[CERPEN] Perempuan Pemimpi

Seperti kebanyakan janji indah, perempuan itu terus bermimpi

Perempuan itu bermimpi. Terkadang dia pikir itulah satu-satunya hal yang paling tepat untuk dilakukan. Semesta dalam buku dan film tampak jauh lebih hidup baginya ketimbang dunia yang ia jalani.

True Love Waits-nya Radiohead mengalun. Jutaan orang di dunia ini, pikir perempuan itu, semuanya merindukan seseorang, mencari orang lain yang bisa memuaskan mereka, untuk saling mengisi, namun semuanya malah mengisolasi diri mereka sendiri. Petikan gitar dan suara lemah Thom Yorke mengisi kuping perempuan itu, menyesaki kepalanya.

Perempuan itu selalu merasa kehilangan sesuatu; seseorang yang belum pernah ia temui, seseorang di seberang sana yang akan melengkapi, seseorang yang entah ada atau cuma sebuah gagasan. Bukan hanya kekasih idaman, tapi juga jenis kencan idaman: di kafe sambil menyesap Americano, berpelukan di bawah guyuran salju, dan mengenakan pakaian necis warna-warni sesukanya, ala drama Korea.

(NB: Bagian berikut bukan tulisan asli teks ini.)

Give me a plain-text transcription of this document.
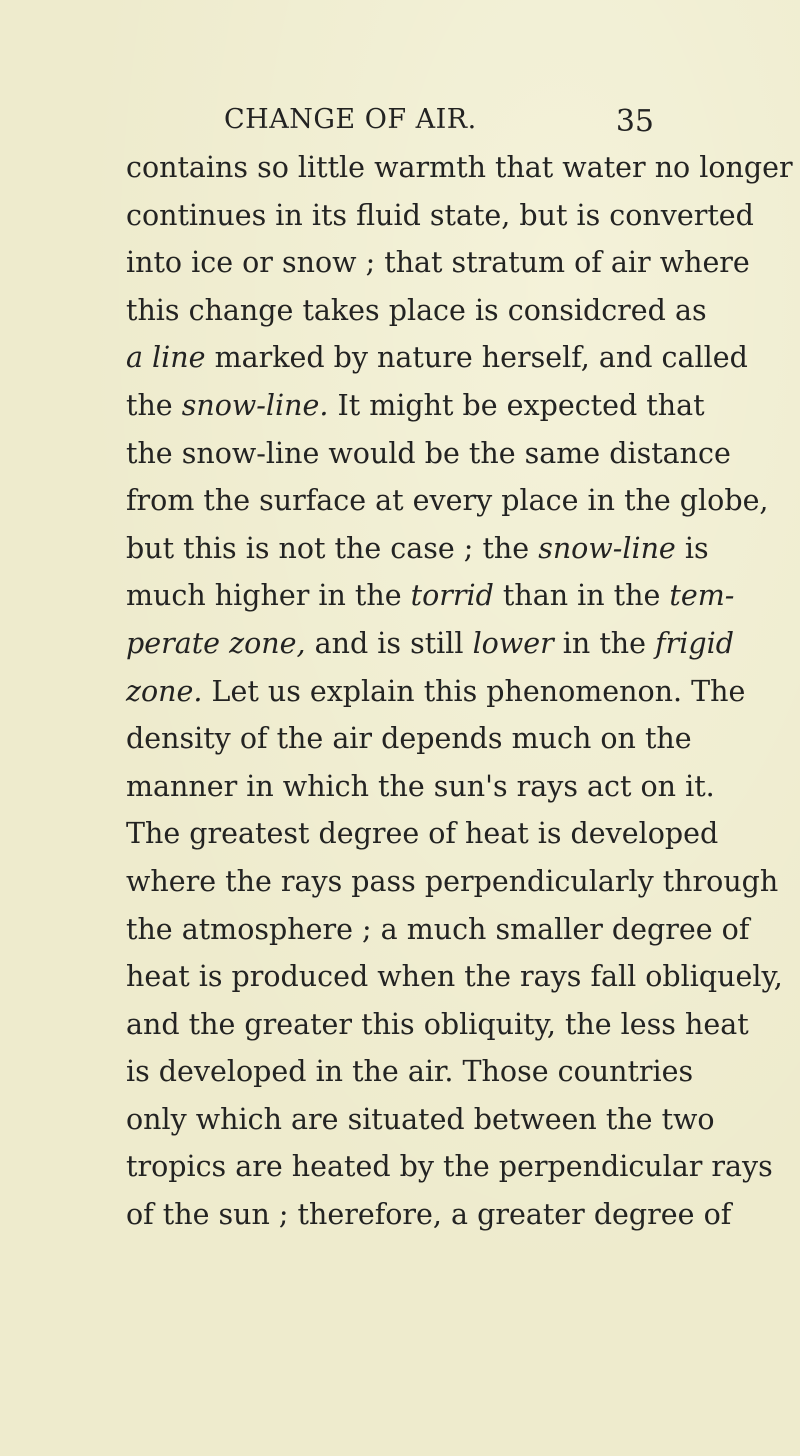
CHANGE OF AIR.	35
contains so little warmth that water no longer
continues in its fluid state, but is converted
into ice or snow ; that stratum of air where
this change takes place is considcred as
a line marked by nature herself, and called
the snow-line. It might be expected that
the snow-line would be the same distance
from the surface at every place in the globe,
but this is not the case ; the snow-line is
much higher in the torrid than in the tem-
perate zone, and is still lower in the frigid
zone. Let us explain this phenomenon. The
density of the air depends much on the
manner in which the sun's rays act on it.
The greatest degree of heat is developed
where the rays pass perpendicularly through
the atmosphere ; a much smaller degree of
heat is produced when the rays fall obliquely,
and the greater this obliquity, the less heat
is developed in the air. Those countries
only which are situated between the two
tropics are heated by the perpendicular rays
of the sun ; therefore, a greater degree of
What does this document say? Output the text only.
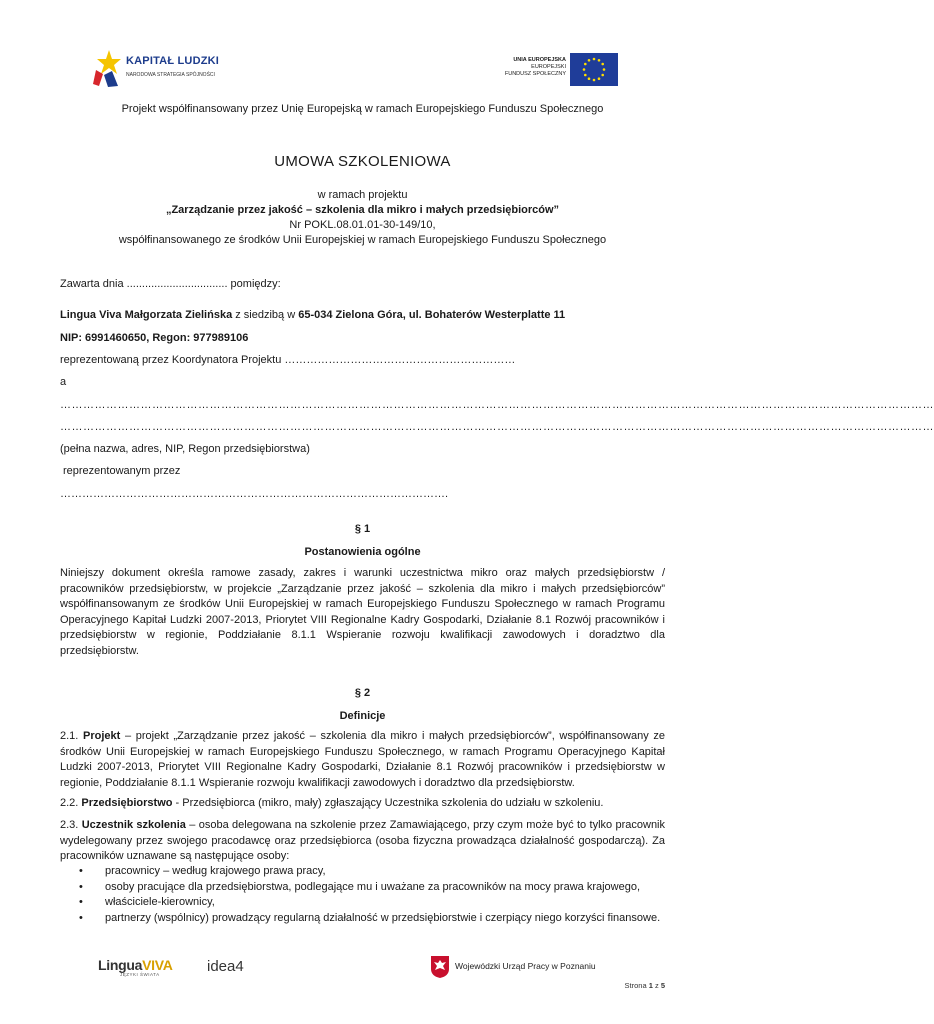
KAPITAŁ LUDZKI
NARODOWA STRATEGIA SPÓJNOŚCI
UNIA EUROPEJSKA
EUROPEJSKI
FUNDUSZ SPOŁECZNY
Projekt współfinansowany przez Unię Europejską w ramach Europejskiego Funduszu Społecznego
UMOWA SZKOLENIOWA
w ramach projektu
„Zarządzanie przez jakość – szkolenia dla mikro i małych przedsiębiorców”
Nr POKL.08.01.01-30-149/10,
współfinansowanego ze środków Unii Europejskiej w ramach Europejskiego Funduszu Społecznego
Zawarta dnia ................................. pomiędzy:
Lingua Viva Małgorzata Zielińska z siedzibą w 65-034 Zielona Góra, ul. Bohaterów Westerplatte 11
NIP: 6991460650, Regon: 977989106
reprezentowaną przez Koordynatora Projektu ………………………………………………………
a
…………………………………………………………………………………………………………………………………………………………………………………………………………
…………………………………………………………………………………………………………………………………………………………………………………………………………
(pełna nazwa, adres, NIP, Regon przedsiębiorstwa)
reprezentowanym przez
…………………………………………………………………………………………….
§ 1
Postanowienia ogólne
Niniejszy dokument określa ramowe zasady, zakres i warunki uczestnictwa mikro oraz małych przedsiębiorstw / pracowników przedsiębiorstw, w projekcie „Zarządzanie przez jakość – szkolenia dla mikro i małych przedsiębiorców” współfinansowanym ze środków Unii Europejskiej w ramach Europejskiego Funduszu Społecznego w ramach Programu Operacyjnego Kapitał Ludzki 2007-2013, Priorytet VIII Regionalne Kadry Gospodarki, Działanie 8.1 Rozwój pracowników i przedsiębiorstw w regionie, Poddziałanie 8.1.1 Wspieranie rozwoju kwalifikacji zawodowych i doradztwo dla przedsiębiorstw.
§ 2
Definicje
2.1. Projekt – projekt „Zarządzanie przez jakość – szkolenia dla mikro i małych przedsiębiorców”, współfinansowany ze środków Unii Europejskiej w ramach Europejskiego Funduszu Społecznego, w ramach Programu Operacyjnego Kapitał Ludzki 2007-2013, Priorytet VIII Regionalne Kadry Gospodarki, Działanie 8.1 Rozwój pracowników i przedsiębiorstw w regionie, Poddziałanie 8.1.1 Wspieranie rozwoju kwalifikacji zawodowych i doradztwo dla przedsiębiorstw.
2.2. Przedsiębiorstwo - Przedsiębiorca (mikro, mały) zgłaszający Uczestnika szkolenia do udziału w szkoleniu.
2.3. Uczestnik szkolenia – osoba delegowana na szkolenie przez Zamawiającego, przy czym może być to tylko pracownik wydelegowany przez swojego pracodawcę oraz przedsiębiorca (osoba fizyczna prowadząca działalność gospodarczą). Za pracowników uznawane są następujące osoby:
• pracownicy – według krajowego prawa pracy,
• osoby pracujące dla przedsiębiorstwa, podlegające mu i uważane za pracowników na mocy prawa krajowego,
• właściciele-kierownicy,
• partnerzy (wspólnicy) prowadzący regularną działalność w przedsiębiorstwie i czerpiący niego korzyści finansowe.
LinguaVIVA
JĘZYKI ŚWIATA	idea4	Wojewódzki Urząd Pracy w Poznaniu
Strona 1 z 5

Dia mengingat begitu banyaknya dongeng yang berakhir dengan kalimat, “Akhirnya pangeran dan putri menikah dan hidup bahagia selamanya.” Dia memimpikannya juga.

Dia menengok ponselnya, menggulirkan linimasa, dan mendapati satu judul artikel soal prediksi banyak pekerjaan manusia yang bakal diserobot robot. Dia hanya membaca sekilas, dan menutup kembali. Perempuan itu tidak takut robot mengambil alih pekerjaan, karena baginya pekerjaan robotik yang selama ini dipraktikkan manusia tak kalah mengerikannya.

Meski menatap hari besok untuk dirinya sendiri masih buram, tapi dia memimpikan masa depan yang lebih cerah, dengan sains dan teknologi futuristik yang bakal memudahkan manusia. Para robot bekerja, dan dia tinggal leyeh-leyeh mendapat tunjangan dari hasil kerja para robot itu.

Perempuan itu memang penyuka fiksi ilmiah. Selain mesin waktu, teknologi yang sangat ingin ia miliki adalah pintu ke mana saja. Dia ingin pergi jauh ke tempat entah.

Perempuan itu ingin pindah ke Ladyland. Tempat khayali dalam cerita pendek Sultana’s Dream yang ditulis oleh Rokeya Sakhawat Hussain, seorang penulis dan aktivis Bengali. Dalam kisah yang dibentuk tahun 1905 itu peran gender dibalik dan dunia dijalankan oleh perempuan, berkat sebuah revolusi yang diletuskan perempuan lewat kehebatan ilmiah mereka untuk mengalahkan para lelaki.

Sebagai hasilnya, dunia jauh lebih damai dan menyenangkan. Para perempuan mengandangkan para lelaki agar tetap berada di dalam rumah, sebuah balas dendam yang sangkil membuat dunia lebih nyaman ditinggali. Para ilmuwan perempuan menemukan cara memanfaatkan tenaga surya dan mengendalikan cuaca. 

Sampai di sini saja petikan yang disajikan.